Fighting familiarity
The search giant's strength is, of course, its online portfolio, so its desire to make a ruthlessly online focussed OS comes as no surprise. The platform doesn't appear to offer much for application developers: "
the web is the platform. All web-based applications will automatically work and new applications can be written using your favourite web technologies," said Google's statement.
Does this mean that users won't be able to install anything at all on the OS, or will we see an application store similar to the Android Marketplace? It's difficult to put into perspective at the moment but given that there's a redesigned security infrastructure, Chrome OS could forego application installation completely.
That's not going to please everyone because many of us still live and die by our local applications, spending as much of our time offline as we do online. I certainly do and, while I work online and have much of my working life in the cloud - my calendars, contacts, documents, email and photos are accessible on any device I happen to connect to the Internet with and I've got multiple devices syncing data - it's still far from perfect. There are often times where I'm greeted with frustration because I didn't have time to prepare for an offline stint.

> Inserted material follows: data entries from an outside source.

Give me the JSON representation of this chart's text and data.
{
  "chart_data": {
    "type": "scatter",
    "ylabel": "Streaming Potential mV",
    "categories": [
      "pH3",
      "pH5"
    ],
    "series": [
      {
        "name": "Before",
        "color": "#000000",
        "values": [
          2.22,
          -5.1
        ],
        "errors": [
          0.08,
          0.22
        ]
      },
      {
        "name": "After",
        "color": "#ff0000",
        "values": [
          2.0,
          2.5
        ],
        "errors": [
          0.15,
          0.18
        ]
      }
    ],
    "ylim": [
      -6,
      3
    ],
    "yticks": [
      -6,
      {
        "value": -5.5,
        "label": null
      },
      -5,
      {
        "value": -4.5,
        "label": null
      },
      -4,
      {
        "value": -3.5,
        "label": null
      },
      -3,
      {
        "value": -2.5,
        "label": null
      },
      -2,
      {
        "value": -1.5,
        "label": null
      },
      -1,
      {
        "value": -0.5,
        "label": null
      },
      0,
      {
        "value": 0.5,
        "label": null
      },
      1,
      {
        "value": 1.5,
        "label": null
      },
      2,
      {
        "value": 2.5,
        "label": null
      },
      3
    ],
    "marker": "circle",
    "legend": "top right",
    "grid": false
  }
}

This isn't an unsolvable problem though, because with frameworks such as Google Gears, it is possible to work in your browser while you're offline... providing you've opened the web app (e.g. Google Mail) before pulling the plug. HTML 5 will also help to solve this problem as well, as it features support for offline web apps - by the time Chrome OS is released, developers should hopefully be using HTML 5 to some extent and all major browsers should have support by then too.

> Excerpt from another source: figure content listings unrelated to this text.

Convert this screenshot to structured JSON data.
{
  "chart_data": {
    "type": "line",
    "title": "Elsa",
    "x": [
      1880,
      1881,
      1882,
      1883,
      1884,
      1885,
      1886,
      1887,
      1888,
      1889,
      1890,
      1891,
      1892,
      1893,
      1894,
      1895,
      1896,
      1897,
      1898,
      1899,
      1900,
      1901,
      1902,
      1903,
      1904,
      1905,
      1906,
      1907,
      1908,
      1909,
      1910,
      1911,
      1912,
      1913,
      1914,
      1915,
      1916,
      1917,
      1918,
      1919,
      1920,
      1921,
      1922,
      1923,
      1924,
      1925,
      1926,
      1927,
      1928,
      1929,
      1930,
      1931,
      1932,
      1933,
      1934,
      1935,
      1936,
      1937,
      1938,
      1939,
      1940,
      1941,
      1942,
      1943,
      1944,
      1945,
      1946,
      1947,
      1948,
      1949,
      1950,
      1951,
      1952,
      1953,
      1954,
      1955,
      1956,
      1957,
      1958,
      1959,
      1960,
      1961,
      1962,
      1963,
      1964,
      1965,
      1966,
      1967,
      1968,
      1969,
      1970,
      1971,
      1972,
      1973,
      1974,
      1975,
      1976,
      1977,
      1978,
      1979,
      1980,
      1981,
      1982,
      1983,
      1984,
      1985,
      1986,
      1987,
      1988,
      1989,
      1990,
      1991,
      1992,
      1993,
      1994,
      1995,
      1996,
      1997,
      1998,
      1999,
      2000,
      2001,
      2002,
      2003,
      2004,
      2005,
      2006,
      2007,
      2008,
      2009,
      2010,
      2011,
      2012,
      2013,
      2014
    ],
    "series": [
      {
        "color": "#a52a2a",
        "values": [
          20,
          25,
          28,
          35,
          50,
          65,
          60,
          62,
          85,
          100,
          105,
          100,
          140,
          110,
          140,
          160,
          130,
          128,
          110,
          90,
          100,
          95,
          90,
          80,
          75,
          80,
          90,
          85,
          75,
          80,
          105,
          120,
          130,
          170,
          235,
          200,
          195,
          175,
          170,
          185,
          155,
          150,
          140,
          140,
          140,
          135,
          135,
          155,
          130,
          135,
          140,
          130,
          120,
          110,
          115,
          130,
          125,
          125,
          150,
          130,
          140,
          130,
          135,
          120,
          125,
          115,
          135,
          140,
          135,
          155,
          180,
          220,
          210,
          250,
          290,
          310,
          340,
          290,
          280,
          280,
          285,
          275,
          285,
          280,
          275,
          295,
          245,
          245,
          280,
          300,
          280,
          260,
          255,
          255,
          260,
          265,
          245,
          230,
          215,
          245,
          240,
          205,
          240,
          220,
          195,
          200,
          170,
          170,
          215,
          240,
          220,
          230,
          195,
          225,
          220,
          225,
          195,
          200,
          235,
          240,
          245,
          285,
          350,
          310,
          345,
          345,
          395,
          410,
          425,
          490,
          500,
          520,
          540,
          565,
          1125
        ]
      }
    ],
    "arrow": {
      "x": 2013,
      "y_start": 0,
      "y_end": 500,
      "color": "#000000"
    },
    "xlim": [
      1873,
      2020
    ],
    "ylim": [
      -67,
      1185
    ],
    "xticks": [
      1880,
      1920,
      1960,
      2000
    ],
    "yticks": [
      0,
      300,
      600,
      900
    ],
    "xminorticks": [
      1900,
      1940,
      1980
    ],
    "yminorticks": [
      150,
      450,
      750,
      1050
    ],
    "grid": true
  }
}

A cut down version of Windows 7 will run on netbooks
Another concern that many will have is being able to use applications that are familiar enough (if not the same) as the applications they've become accustomed to under Windows XP. Chrome will be Linux based so you're not going to be able to install Windows apps on it. "
Is that what most people want?" asked PC Magazine's Michael Miller on his
Forward Thinking blog. "
Today, the answer is clear: no."
Part of the reason why Linux on netbooks didn't succeed was because it simply wasn't as familiar as Windows XP. "
The vast majority of users wanted Windows XP, because they wanted the interface they were familiar with, application compatibility, and support for all their devices," Miller added.
Of course, there are plenty of applications that could be classed as the Linux equivalent of your favourite Windows application. They do a similar job as their Windows counterparts, but they aren't exactly
the same and people in general are resistant to change - based on what Google has said though, users won't even be able to use the Linux equivalent apps, meaning there'd be no Microsoft Office, no Photoshop, no iTunes and there wouldn't even be a local email client.
This would be a bad thing because "
both users and developers are still hungry for so-called 'native' applications - that is, software designed for a particular operating system," said Nick Mediati at
PC World. The prime example of this at work is the iPhone because, at Worldwide Developers Conference 2007, Apple said that developing web apps would be a "
pretty sweet way [to develop for iPhone]", but users and developers didn't want web apps; they wanted real apps "
that could take full advantage of the technology the iPhone offered."
However, in the case of the iPhone, Apple didn't see the web as a fitting destination to develop its own apps - it was using object orientated C and the result was a user experience far and above anything developers could create in Mobile Safari. With that in mind, Chrome OS "
sounds a lot more like Palm's WebOS than it does the iPhone [OS]," said John Gruber on
Daring Fireball. Palm isn't just telling third party developers to use the web, it's doing it itself with its own built-in apps. That's exactly the approach Google has already taken with Google Apps.
In addition, there are parts of the Microsoft Office suite that are heading to the web, but they won't be fully functional like their desktop equivalents as they will be free providing you've got a Windows Live account. There's also Photoshop.com for all of your image editing needs, but again it's very limited in many respects and you're unlikely to replace real Photoshop with that on your desktop.